Despite its heaviness, there are reasons to do this work. It brings “forth narratives that are usually forgotten or silenced in the mainstream discourse of historical events,” said AnamZakaria. The Pakistan-based researcher, educationist, therapist and author of The Footprints of Partition: Narratives of Four Generations of Pakistanis and Indians began recording interviews for The Citizens Archive of Pakistan in 2010. “Recording oral history can be an incredibly overwhelming experience,” she said. “It exhibits various perspectives of the same event through the lives of ordinary people. But how does one keep their sanity, or distance oneself when one is so intimately involved, or even deconstruct and study a narrative for the purposes of pedagogy?”
Zakaria says that after conducting an interview, she has to put great effort into reconnecting with people, even those in her life. “Even as I am speaking to you now, I feel flushed and hot,” she said. “It has a bodily effect on me.

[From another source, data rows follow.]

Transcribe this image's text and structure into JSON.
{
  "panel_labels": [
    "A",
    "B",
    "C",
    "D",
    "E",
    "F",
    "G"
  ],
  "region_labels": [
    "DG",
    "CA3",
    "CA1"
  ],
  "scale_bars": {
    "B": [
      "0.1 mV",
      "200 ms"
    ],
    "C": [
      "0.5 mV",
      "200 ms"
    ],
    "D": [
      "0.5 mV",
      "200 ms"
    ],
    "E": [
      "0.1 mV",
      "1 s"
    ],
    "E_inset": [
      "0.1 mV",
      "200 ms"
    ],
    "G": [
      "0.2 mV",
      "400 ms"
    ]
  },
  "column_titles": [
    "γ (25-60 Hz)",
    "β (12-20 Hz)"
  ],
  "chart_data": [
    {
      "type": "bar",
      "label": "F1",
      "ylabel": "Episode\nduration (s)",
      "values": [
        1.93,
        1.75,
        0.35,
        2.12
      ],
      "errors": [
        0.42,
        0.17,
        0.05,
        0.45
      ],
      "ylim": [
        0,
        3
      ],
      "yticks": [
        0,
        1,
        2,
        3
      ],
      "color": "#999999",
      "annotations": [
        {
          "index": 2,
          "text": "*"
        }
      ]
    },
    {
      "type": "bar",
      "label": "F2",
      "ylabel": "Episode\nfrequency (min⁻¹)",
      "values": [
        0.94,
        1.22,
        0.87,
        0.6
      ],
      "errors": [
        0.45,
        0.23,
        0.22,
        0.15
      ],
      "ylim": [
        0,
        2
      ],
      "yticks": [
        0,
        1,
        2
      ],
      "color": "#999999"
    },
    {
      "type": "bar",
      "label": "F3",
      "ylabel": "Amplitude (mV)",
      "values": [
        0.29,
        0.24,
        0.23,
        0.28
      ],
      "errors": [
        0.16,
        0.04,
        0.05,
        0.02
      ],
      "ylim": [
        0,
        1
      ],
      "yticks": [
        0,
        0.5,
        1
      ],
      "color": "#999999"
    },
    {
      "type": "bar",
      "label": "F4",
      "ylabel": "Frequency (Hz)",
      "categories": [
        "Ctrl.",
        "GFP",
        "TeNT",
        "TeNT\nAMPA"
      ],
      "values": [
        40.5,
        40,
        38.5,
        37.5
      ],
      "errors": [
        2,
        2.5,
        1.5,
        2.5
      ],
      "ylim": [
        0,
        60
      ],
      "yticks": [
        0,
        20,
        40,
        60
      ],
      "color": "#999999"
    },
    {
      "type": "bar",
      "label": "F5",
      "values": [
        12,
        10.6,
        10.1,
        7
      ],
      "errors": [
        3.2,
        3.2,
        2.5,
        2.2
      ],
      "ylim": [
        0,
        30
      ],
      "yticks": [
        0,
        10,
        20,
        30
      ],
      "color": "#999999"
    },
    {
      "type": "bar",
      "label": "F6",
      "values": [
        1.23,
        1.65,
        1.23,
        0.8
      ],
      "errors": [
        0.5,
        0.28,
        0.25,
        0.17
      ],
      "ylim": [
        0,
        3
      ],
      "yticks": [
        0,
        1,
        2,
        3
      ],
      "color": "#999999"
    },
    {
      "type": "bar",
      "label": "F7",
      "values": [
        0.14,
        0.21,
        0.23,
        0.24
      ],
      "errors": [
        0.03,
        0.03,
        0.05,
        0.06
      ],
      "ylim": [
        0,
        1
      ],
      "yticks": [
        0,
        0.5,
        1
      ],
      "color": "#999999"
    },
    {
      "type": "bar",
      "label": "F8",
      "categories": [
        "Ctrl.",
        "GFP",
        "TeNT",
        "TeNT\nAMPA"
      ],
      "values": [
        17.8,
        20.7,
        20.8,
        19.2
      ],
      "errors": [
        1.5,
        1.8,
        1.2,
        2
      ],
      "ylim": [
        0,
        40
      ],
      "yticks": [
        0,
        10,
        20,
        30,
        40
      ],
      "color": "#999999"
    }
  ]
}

But perhaps the most important consequence of this work is that images from my interviews appear in my dreams…I start to give new meaning to these stories and I become a character within them. So it transforms into a very personal kind of trauma that I have temporarily inherited. But at the end, it’s important to remember that, at that moment, as much as it feels like my own, it is someone else’s story.”
Feminist writer and publisher of Zubaan Books, UrvashiButalia, in her seminal work, The Other Side of Silence writes about being “emotionally entangled” with her research material.
Did it matter to the people I was speaking to…that the memory of Partition not be lost? That the history of Partition had ignored their experiences and stories, and mine was a part of an exercise, tentatively begun, to restore these stories to history? That remembering, to me, was an essential part of forgetting? I had no easy answers to these questions.
She continues this section of her book by talking about how the burden of stories of trauma often felt as though it had “shifted” onto her during the course of the conversation. How, once people began to emerge out of their initial reluctance, they spoke for long and cathartically, making her, the listener, the “bearer of the burden”.
Devika Chawla, Professor at Ohio State University and the author of Home Uprooted: Oral Histories of India’s Partition, inherited memories of her grandmother’s home, in now what is Pakistan, long before she began her work in oral history. “Nostalgia,” she writes, “seeps into generations. And stays. You can miss home, even when it was not home.”
Chawla was cautious not to record more than one interview every few days while doing her fieldwork in India, for it was too emotional to sit through the stories and have to process them right after. She strategically chose to re-listen to the stories only after she returned to Ohio. “Far away from the epicenter of where it happened, often in isolation, I am able to confront the narrative better, there is a more intimate connection between me and the interviewer’s words.” She says that all stories from that time are traumatic in some form or another. “Some are not necessarily traumatic in the details they hold, but the way in which they are told. It’s this layered form of storytelling – where history intersects with memory – and the voices that have stayed with me.”